Monika Silva Koniuszek, uma denunciante de origem polaca que investigava alegados negócios da família do Presidente equatoriano, Daniel Noboa, foi encontrada morta na sua casa, numa cidade costeira da província de Santa Elena, com uma corda à volta do pescoço. Embora o Governo tenha inicialmente apontado para a hipótese de suicídio, a autópsia concluiu que a morte da ativista foi provocada por um golpe na cabeça, seguido de estrangulamento. O caso, segundo o The Guardian, levou ativistas e organizações da sociedade civil a exigir esclarecimentos sobre as circunstâncias a sua morte, estando muitos convencidos de que Koniuszek foi silenciada.
A denunciante, mãe solteira de duas filhas, de quatro e nove anos, foi encontrada a 8 de junho. Um dia depois, o ministro do Interior do Equador afirmou que a causa de morte mais provável era por suícidio. “As provas necessárias para chegar a esta conclusão foram encontradas no local”, disse John Reimbeg à imprensa local, citado pelo jornal britânico.
No entanto, na passada sexta-feira, os resultados da autópsia vieram contrariar a versão inicial das autoridades, revelando que a morte foi causada por um golpe na cabeça seguido de estrangulamento. “Com base nos relatórios periciais, estamos certos de que se tratou de uma morte violenta; portanto, a alegação de que foi suicídio cai por terra”, afirmou Lita Martínez, advogada e diretora do Centro Equatoriano de Promoção e Ação da Mulher.
Segundo ativistas e amigos próximos, Koniuszek tinha começado a investigar denúncias de que várias toneladas de cocaína tinham sido apreendidas em contentores de bananas da Noboa Trading, uma das principais empresas exportadoras do setor agrícola equatoriano. A empresa integra a Corporação Noboa, o conglomerado empresarial controlado pela família do Presidente Daniel Noboa, conhecido pela produção e exportação de fruta sob a marca Bonita.
Pouco antes da sua morte, Koniuszek terá dito a amigos que entregara um dossier com denúncias à embaixada dos EUA em Quito, capital do Equador, e que altos funcionários do sistema judicial equatoriano estariam a obstruir as investigações que conduzia.
Ao mesmo tempo que investigava alegações relacionadas com os negócios da família do chefe de Estado equatoriano, Monika Silva Koniuszek analisava denúncias de que figuras políticas influentes na província de Santa Elena estariam envolvidas numa vasta rede de comércio, apropriação ou ocupação ilegal de propriedades.

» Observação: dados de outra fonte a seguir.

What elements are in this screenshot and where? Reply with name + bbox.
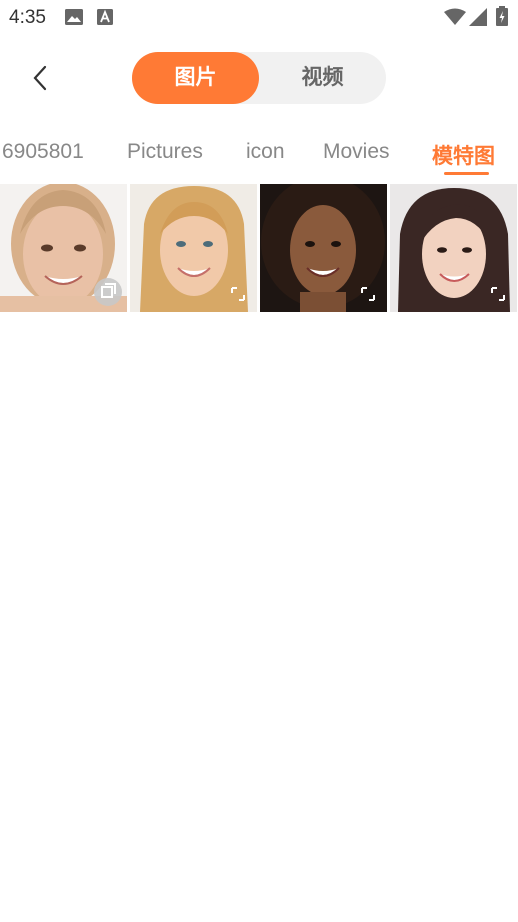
photo-grid [0, 184, 518, 312]
photo-thumbnail-4[interactable] [390, 184, 517, 312]
back-icon [33, 65, 47, 91]
tab-pictures[interactable]: Pictures [127, 140, 203, 164]
expand-icon[interactable] [230, 286, 246, 302]
photo-thumbnail-1[interactable] [0, 184, 127, 312]
tab-movies[interactable]: Movies [323, 140, 390, 164]
tab-6905801[interactable]: 6905801 [2, 140, 84, 164]
image-icon [65, 9, 83, 25]
photo-thumbnail-2[interactable] [130, 184, 257, 312]
photo-thumbnail-3[interactable] [260, 184, 387, 312]
signal-icon [469, 8, 487, 26]
tab-model-images[interactable]: 模特图 [432, 140, 495, 170]
tab-icon[interactable]: icon [246, 140, 285, 164]
tab-active-indicator [444, 172, 489, 175]
wifi-icon [444, 8, 466, 25]
expand-icon[interactable] [490, 286, 506, 302]
back-button[interactable] [22, 60, 58, 96]
toggle-images-button[interactable]: 图片 [132, 52, 259, 104]
expand-icon[interactable] [360, 286, 376, 302]
status-bar: 4:35 [0, 0, 518, 36]
media-type-toggle: 图片 视频 [132, 52, 386, 104]
expand-icon[interactable] [94, 278, 122, 306]
status-time: 4:35 [9, 7, 46, 28]
toggle-videos-button[interactable]: 视频 [259, 52, 386, 104]
battery-icon [496, 6, 508, 26]
album-tabs: 6905801 Pictures icon Movies 模特图 [0, 132, 518, 178]
a-badge-icon [97, 9, 113, 25]
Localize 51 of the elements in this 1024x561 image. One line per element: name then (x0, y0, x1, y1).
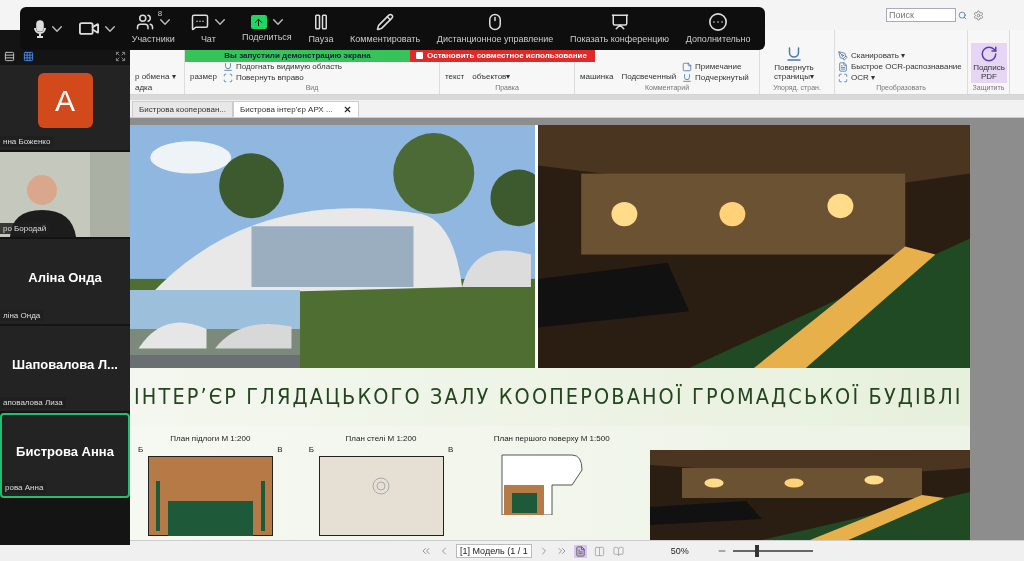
toolbar-label[interactable]: Показать конференцию (569, 34, 670, 44)
axis-label: Б (308, 445, 314, 454)
ribbon-button[interactable]: адка (135, 83, 176, 93)
name-tag: аповалова Лиза (0, 397, 66, 408)
plan-caption: План стелі М 1:200 (345, 434, 417, 443)
participant-tile[interactable]: A нна Боженко (0, 65, 130, 150)
axis-label: В (448, 445, 454, 454)
plan-caption: План підлоги М 1:200 (170, 434, 251, 443)
ribbon-button[interactable]: Повернуть вправо (222, 73, 342, 83)
document-tab[interactable]: Бистрова кооперован... (132, 101, 233, 117)
name-tag: нна Боженко (0, 136, 54, 147)
axis-label: Б (138, 445, 144, 454)
ribbon-button[interactable]: Повернуть страницы▾ (763, 43, 825, 83)
toolbar-label[interactable]: Дистанционное управление (436, 34, 554, 44)
axis-label: В (277, 445, 283, 454)
toolbar-label[interactable]: Дополнительно (685, 34, 751, 44)
ribbon-button[interactable]: объектов▾ (470, 70, 513, 83)
participant-name: Шаповалова Л... (12, 357, 118, 372)
page-selector[interactable]: [1] Модель (1 / 1 (456, 544, 532, 558)
ribbon-button[interactable]: Подпись PDF (971, 43, 1007, 83)
ribbon-button[interactable]: размер (188, 70, 219, 83)
ribbon-button[interactable]: Подогнать видимую область (222, 62, 342, 72)
ribbon-button[interactable]: Подчеркнутый (682, 73, 749, 83)
toolbar-label[interactable]: Комментировать (350, 34, 421, 44)
ribbon-button[interactable]: Примечание (682, 62, 749, 72)
participant-name: Бистрова Анна (16, 444, 114, 459)
participant-count: 8 (157, 9, 163, 18)
participant-tile[interactable]: ро Бородай (0, 152, 130, 237)
toolbar-label[interactable]: Поделиться (242, 32, 292, 42)
plan-caption: План першого поверху М 1:500 (493, 434, 610, 443)
participant-tile[interactable]: Бистрова Анна рова Анна (0, 413, 130, 498)
ribbon-button[interactable]: р обмена ▾ (135, 72, 176, 82)
document-tab[interactable]: Бистрова інтер'єр АРХ ... (233, 101, 359, 117)
poster-title: ІНТЕР’ЄР ГЛЯДАЦЬКОГО ЗАЛУ КООПЕРОВАНОЇ ГРОМАДСЬКОЇ БУДІВЛІ (134, 385, 963, 409)
ribbon-button[interactable]: Быстрое OCR-распознавание (838, 62, 962, 72)
participant-tile[interactable]: Аліна Онда ліна Онда (0, 239, 130, 324)
zoom-level[interactable]: 50% (670, 546, 711, 556)
ribbon-button[interactable]: текст (443, 70, 467, 83)
avatar: A (37, 73, 93, 128)
toolbar-label[interactable]: Пауза (308, 34, 334, 44)
ribbon-button[interactable]: машинка (578, 70, 616, 83)
ribbon-button[interactable]: Подсвеченный (619, 70, 679, 83)
toolbar-label[interactable]: Чат (200, 34, 216, 44)
search-field[interactable]: Поиск (886, 8, 956, 22)
participant-name: Аліна Онда (28, 270, 102, 285)
name-tag: рова Анна (2, 482, 47, 493)
ribbon-button[interactable]: Сканировать ▾ (838, 51, 962, 61)
ribbon-button[interactable]: OCR ▾ (838, 73, 962, 83)
toolbar-label[interactable]: Участники (131, 34, 175, 44)
participant-tile[interactable]: Шаповалова Л... аповалова Лиза (0, 326, 130, 411)
name-tag: ліна Онда (0, 310, 44, 321)
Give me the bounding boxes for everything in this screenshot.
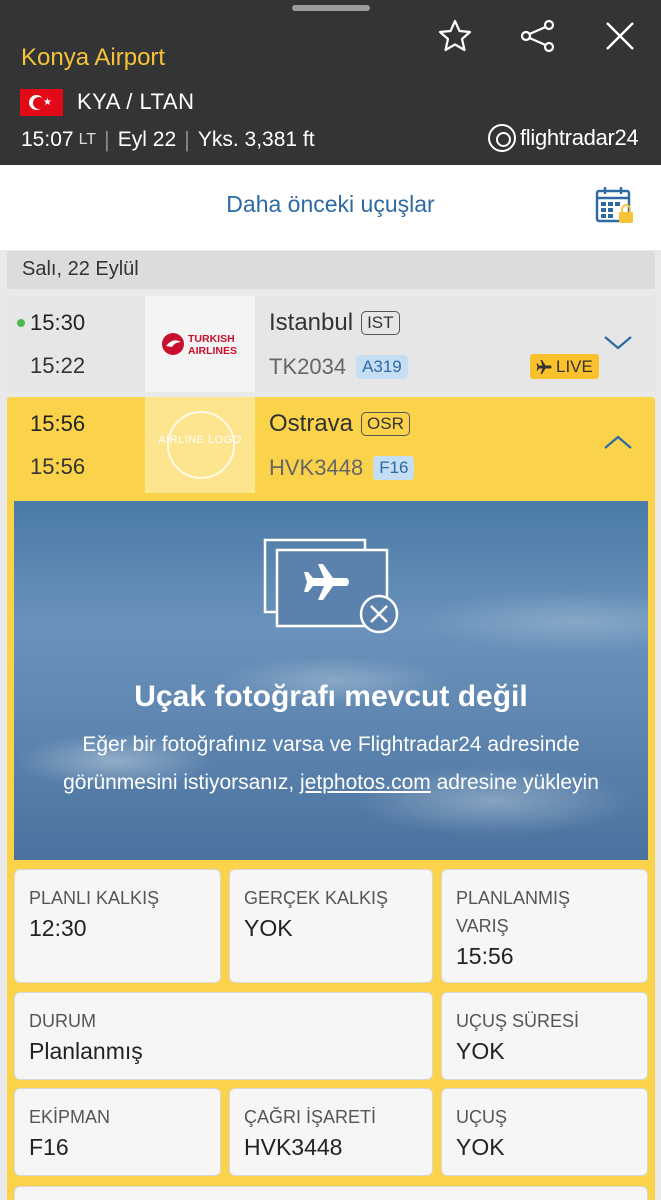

Amigos próximos afirmam que a denunciante estava a ser alvo de assédio judicial e de ameaças de morte explícitas, alegadamente relacionadas com as mesmas redes criminosas suspeitas de terem assassinado o jornalista local e ativista Robinson del Pezo, em novembro de 2025, de acordo com o The Guardian. “Nenhum de nós acredita que ela se tenha suicidado”, afirmou a sua amiga Joanna Cuper, em declarações à emissora polaca TVP Info, acrescentando que a ativista dizia estar a ser “seguida e vigiada”.
“Ela disse que os cartéis lhe tinham colocado um preço na cabeça. Há três anos, o seu então marido levou os filhos para o Brasil porque ela estava a receber ameaças de morte, assim como as suas filhas”, relatou Cuper, citada pelo jornal britânico.
Entretanto, a Procuradoria-Geral da Polónia confirmou, na semana passada, ter solicitado assistência jurídica mútua às autoridades equatorianas responsáveis pela investigação da morte de Silva Koniuszek, manifestando ainda a intenção de acompanhar de perto o processo.
Koniuszek, segundo o The Guardian, passou a última década a denunciar crimes ambientais e casos de corrupção. “Não é preciso ter nascido no Equador para o amar e defender o que é certo”, defendia. Em declarações a meios de comunicação, alguns dos seus amigos descreveram-na como a “pessoa mais corajosa” que alguma vez conheceram.